Methods A genetically diverse panel of MM cell lines, including IMiD-resistant (KMS11, MOLP-8, U266, RPMI-8226) and -sensitive (AMO-1, OPM-2, MM.1S) lines, were used to assess in vitro antiproliferative activity of APG-5918 (± pomalidomide or CELMoD CC-92480). Cell viability was measured by CellTiter-Glo®assay, apoptosis by annexin V-FITC assay and flow cytometry, and western blotting to analyze protein expression. A subcutaneous KMS-11 CDX model was used to assess in vivo antitumor efficacy.

Results MM.1S, OPM-2, and AMO-1 MM cell lines were IMiD sensitive, with low IC₅₀ values for pomalidomide (51.11, 63.59, and 251.7 nM, respectively), while KMS-11, MOLP-8, RPMI-8226, and U266 cells were IMiD resistant (IC₅₀ > 10,000 nM for pomalidomide or lenalidomide). APG-5918 showed potent antiproliferative activity across most IMiD-sensitive and -resistant cell lines, with low nanomolar to submicromolar IC₅₀ values, indicating efficacy regardless of IMiD sensitivity and superior antiproliferative effects vs. EZH2 inhibitor tazemetostat. Combined with pomalidomide or CC-92480, APG-5918 synergistically inhibited proliferation in all 7 (IMiD-sensitive and -resistant) lines, and concomitant treatment with pomalidomide further synergistically induced apoptosis in IMiD-resistant KMS-11 and RPMI-8226 lines.

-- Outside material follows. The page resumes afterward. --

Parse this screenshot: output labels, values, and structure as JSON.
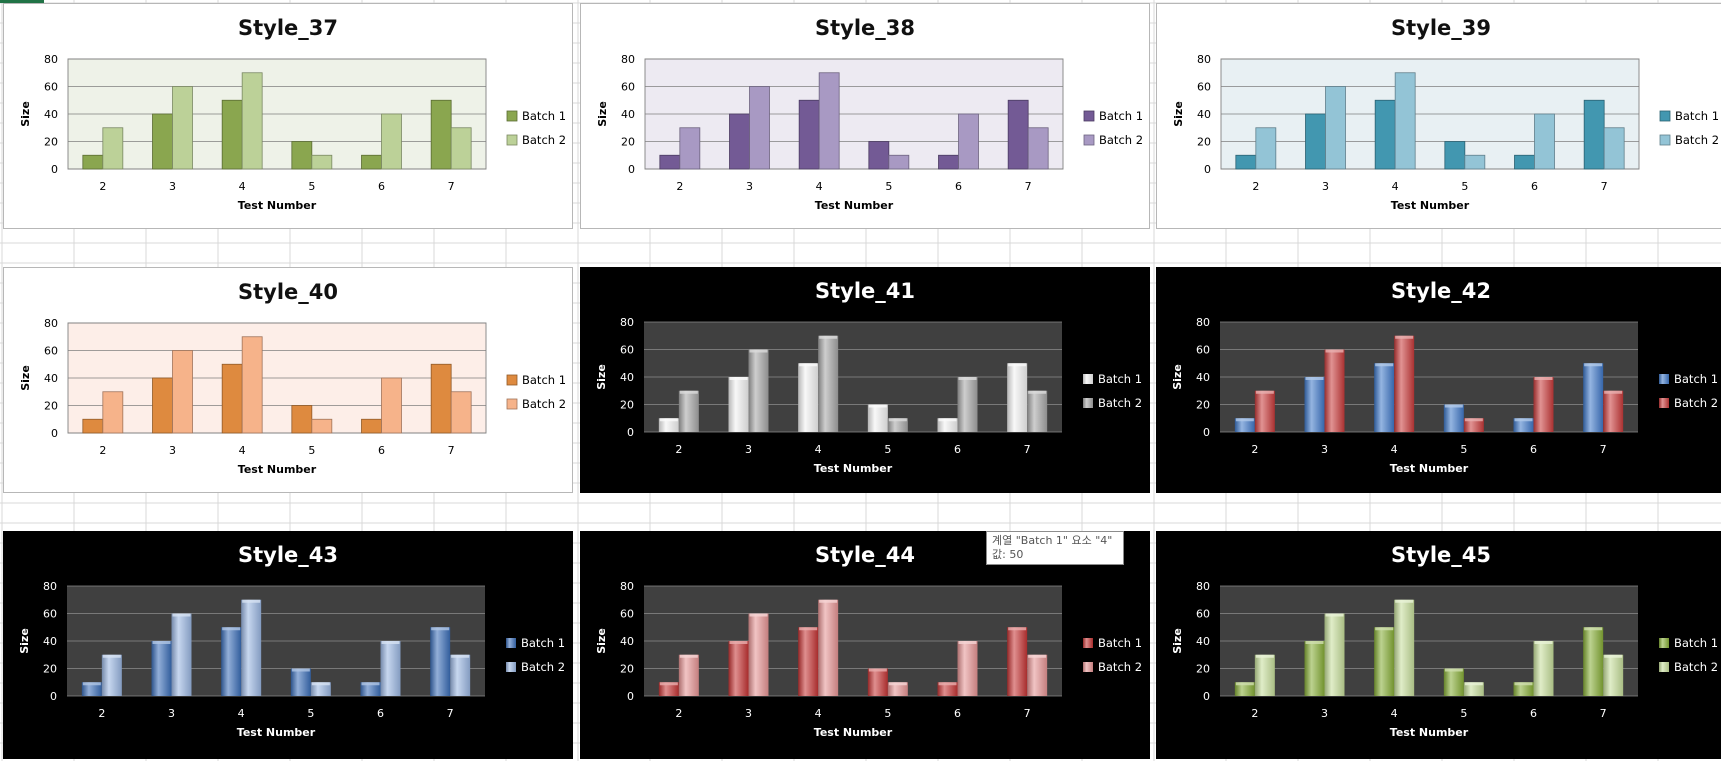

In the KMS-11 CDX model, pomalidomide (10/20 mg/kg) or CC-92480 (1 mg/kg) was administered for 28 days and exerted no or minimal antitumor activity (T/C: 132.95% and 73.65%, respectively); and APG-5918 (100 mg/kg) showed modest activity (T/C: 68.18%). However, APG-5918 plus pomalidomide (T/C: 37.28%; synergy index:2.43) or, more strikingly, plus CC-92480 (T/C: 0.67%; synergy index: 75.31) produced marked tumor regression, indicating strong in vivo synergy. No significant body weight changes were observed between treatment and vehicle groups, suggesting a favorable safety profile.

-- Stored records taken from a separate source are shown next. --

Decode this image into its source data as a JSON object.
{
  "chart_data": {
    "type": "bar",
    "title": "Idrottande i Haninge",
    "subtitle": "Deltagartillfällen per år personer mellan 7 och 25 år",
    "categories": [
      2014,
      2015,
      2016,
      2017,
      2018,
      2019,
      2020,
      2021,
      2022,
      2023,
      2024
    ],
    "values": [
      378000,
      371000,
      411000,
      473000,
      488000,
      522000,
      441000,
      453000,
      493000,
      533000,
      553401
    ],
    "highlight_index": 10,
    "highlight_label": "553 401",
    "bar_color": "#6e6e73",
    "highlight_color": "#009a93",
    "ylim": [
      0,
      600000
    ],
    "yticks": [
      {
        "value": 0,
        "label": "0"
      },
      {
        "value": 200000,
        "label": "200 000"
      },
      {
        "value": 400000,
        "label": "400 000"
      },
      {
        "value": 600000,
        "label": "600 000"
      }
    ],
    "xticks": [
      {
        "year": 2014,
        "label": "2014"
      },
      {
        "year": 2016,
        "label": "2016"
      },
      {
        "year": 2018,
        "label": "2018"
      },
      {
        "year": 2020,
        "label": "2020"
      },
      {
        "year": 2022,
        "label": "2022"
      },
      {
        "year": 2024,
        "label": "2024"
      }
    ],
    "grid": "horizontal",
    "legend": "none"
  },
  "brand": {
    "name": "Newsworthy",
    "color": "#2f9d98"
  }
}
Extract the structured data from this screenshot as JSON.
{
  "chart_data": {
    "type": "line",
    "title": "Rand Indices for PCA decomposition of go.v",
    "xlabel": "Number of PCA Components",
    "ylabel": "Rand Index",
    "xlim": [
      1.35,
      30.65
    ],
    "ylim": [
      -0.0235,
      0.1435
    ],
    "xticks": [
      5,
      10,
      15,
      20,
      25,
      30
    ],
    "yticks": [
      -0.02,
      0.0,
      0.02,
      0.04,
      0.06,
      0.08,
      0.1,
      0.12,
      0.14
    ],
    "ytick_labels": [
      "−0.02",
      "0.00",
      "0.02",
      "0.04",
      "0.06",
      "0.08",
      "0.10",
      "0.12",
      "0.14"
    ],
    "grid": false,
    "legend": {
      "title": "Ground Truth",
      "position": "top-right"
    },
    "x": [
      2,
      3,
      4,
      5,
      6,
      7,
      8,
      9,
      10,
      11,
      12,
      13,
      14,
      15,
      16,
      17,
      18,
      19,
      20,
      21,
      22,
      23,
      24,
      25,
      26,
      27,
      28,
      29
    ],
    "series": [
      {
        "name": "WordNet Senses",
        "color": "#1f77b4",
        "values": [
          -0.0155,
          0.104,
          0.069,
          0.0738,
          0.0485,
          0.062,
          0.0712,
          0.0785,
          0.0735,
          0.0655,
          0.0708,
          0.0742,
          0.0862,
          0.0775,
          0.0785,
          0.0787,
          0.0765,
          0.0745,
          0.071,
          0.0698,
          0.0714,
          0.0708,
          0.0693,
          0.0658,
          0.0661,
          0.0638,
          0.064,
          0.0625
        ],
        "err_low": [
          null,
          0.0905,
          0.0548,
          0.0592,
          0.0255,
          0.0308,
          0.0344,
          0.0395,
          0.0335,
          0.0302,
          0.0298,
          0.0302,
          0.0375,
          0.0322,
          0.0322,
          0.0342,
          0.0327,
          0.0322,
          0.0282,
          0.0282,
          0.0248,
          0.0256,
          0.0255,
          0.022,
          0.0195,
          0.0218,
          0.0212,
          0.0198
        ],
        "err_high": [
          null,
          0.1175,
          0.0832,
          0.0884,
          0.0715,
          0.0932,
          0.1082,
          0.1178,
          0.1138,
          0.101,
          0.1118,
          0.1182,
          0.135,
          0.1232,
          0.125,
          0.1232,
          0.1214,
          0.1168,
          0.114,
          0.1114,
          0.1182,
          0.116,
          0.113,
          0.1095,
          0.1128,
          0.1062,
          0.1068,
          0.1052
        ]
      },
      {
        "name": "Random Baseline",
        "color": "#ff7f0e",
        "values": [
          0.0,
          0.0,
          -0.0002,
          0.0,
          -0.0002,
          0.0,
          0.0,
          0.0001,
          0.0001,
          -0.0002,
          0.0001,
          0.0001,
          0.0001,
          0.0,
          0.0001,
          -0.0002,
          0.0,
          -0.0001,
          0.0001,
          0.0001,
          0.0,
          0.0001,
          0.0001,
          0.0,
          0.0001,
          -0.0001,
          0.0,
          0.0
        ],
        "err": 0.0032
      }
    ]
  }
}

Mechanistically, APG-5918 downregulated core PRC2 components (EED, EZH2, SUZ12) and H3K27me3 in IMiD-resistant lines (KMS-11, RPMI-8226), confirming target engagement; and upregulated BIM, supporting its role in activating the intrinsic apoptotic pathway. Despite functional CRBN (pomalidomide-induced degradation of IKZF1/IKZF3), no significant suppression of IRF4 expression was observed, suggesting a decoupling of IKZF1/IKZF3-mediated regulation of IRF4 in the IMiD resistant setting. APG-5918 plus pomalidomide restored IRF4 downregulation, suggesting reversal of IMiD resistance. The combination also reduced pRb and CDK4 expression and upregulated cleaved PARP-1 and caspase-3, indicating synergistic induction of apoptosis and cell cycle arrest.

Conclusions APG-5918 overcomes IMiD resistance in preclinical MM models, demonstrating in vitro efficacy as a single agent, and both in vitro and in vivo synergy when combined with IMiDs or CELMoDs. Mechanistically, APG-5918 disrupts the PRC2 complex and activates BIM-mediated apoptosis. Combined with pomalidomide, it restores IMiD signaling via IRF4 suppression and reinforces cell cycle arrest by downregulating CDK4/pRb, resulting in synergistic antitumor activity. These findings support clinical development of APG-5918-based regimens for IMiD-resistant MM.